The Affordable Care Act’s market-based exchanges for buying health insurance proceeded from a Republican idea, Westerman said, explaining that the Fair Care Act would grow the marketplace and extend insurance coverage to more people.
“One way to do that is to put federal employees into the exchanges,” he said. “Instead of doing Medicaid for low income you put them into the exchanges and change the ratios of how the premium assistance goes to people who are low income, and you create reinsurance pools to cover people with the most serious health concerns.”
The Affordable Care Act uses tax credits applied to monthly premiums of insurance coverage purchased on the exchanges. The subsidy generally phases out when an enrollee’s income reaches 400% of the federal poverty level, creating what’s been called the “subsidy cliff.”
The Inflation Reduction Act, the reconciliation bill being debated in the Senate, extends through 2025 the American Rescue Plan Act provision that did away with the cliff in 2021 and 2022. The premium share for enrollees with incomes greater than 400% of the poverty level is capped at 8.5% of their annual income.
Westerman said his bill would expand the subsidy to people with incomes up to 600% of the poverty level and flatten the cliffs.
“When you graph it, it’s a much smoother curve without cliffs and transitions,” he said. “The way the premiums are structured under the Affordable Care Act, you create these cliffs. It’s not fair to younger people or older people the way the premium assistance is crafted right now.”
Westerman said his bill would allow workers to take money from their paychecks before taxes are withheld and use the pretax dollars to buy health insurance.
“You would allow private employers, instead of providing a company health care plan, they could pay their employees’ pretax dollars, and the employees could go out and buy their own plan on the marketplace,” he said. “Health care wouldn’t be tied to employment. You’d make the transition from one job to the other more seamless and less tied to the employer.”
The Inflation Reduction Act’s prescription drug provisions would save Medicare almost $300 billion over the next 10 years, according to the Congressional Budget Office. Allowing Medicare to negotiate prices on some of the costliest drugs is one of the cost-saving measures.
“I think that’s a bad idea,” Westerman said. “What they’re going to do is end up capping prices. What they’re going to do is quell innovation in the pharmaceutical market. I think there’s better ways to do it. If Medicare says this is the price for a drug, that will have a ripple effect throughout all of health care. When you’re negotiating with the US government, you’re not really in a negotiating position.”
Westerman’s bill targets pharmacy benefit manager practices. Prescription drug insurance plans use PBMs to process and pay claims, contract with pharmacies and negotiate discounts and rebates with drug companies. The Fair Care Act would eliminate PBM fees that can make it difficult for pharmacies to cover their costs. Paying to participate in an insurance plan’s network is one of the most common fees.

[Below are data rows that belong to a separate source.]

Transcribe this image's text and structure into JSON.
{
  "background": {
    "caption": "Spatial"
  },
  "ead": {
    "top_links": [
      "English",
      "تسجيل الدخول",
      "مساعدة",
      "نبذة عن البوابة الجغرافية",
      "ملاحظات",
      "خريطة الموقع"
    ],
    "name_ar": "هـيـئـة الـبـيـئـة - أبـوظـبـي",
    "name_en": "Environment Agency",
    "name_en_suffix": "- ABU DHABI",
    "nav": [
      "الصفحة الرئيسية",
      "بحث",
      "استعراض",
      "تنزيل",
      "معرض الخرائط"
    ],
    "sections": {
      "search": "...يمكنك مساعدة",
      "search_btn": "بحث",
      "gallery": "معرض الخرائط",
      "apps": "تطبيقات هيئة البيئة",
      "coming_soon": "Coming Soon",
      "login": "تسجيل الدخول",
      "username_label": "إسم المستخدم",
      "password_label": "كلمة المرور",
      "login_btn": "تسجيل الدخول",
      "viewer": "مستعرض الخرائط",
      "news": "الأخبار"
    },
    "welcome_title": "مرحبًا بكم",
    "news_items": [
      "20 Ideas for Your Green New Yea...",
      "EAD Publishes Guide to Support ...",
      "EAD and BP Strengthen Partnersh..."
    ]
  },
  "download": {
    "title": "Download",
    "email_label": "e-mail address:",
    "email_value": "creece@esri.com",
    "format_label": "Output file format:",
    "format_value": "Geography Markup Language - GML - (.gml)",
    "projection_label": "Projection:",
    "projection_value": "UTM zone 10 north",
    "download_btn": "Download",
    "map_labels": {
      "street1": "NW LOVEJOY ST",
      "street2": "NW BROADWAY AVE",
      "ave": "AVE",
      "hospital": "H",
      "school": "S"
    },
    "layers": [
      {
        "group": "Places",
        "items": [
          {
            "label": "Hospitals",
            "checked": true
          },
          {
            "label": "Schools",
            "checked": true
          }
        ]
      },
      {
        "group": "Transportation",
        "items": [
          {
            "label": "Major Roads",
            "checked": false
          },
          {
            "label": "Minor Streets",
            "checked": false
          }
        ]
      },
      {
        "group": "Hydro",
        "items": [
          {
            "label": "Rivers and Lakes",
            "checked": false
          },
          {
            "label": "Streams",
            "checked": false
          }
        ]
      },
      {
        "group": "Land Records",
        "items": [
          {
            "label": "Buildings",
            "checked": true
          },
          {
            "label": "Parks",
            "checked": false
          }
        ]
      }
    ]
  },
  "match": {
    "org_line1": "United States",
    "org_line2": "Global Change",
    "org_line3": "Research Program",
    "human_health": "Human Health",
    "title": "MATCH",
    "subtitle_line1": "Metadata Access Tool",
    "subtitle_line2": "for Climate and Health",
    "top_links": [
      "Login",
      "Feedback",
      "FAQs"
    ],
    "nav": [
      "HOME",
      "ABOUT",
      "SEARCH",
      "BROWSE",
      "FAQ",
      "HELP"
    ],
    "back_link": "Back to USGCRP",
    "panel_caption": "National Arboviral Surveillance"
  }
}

The Arkansas Legislature passed a law in 2015 that allows pharmacies to refuse to fill prescriptions if reimbursements paid by PBMs don’t cover the pharmacy’s cost.
“They are like leeches sucking cash off the pharmaceutical companies, the pharmacies and the patients, and they’re all government mandated,” Westerman said of PBMs. “We really do a number on the pharmaceutical benefit managers in the Fair Care Act. That’s the kind of bad government we need to get out of health care.”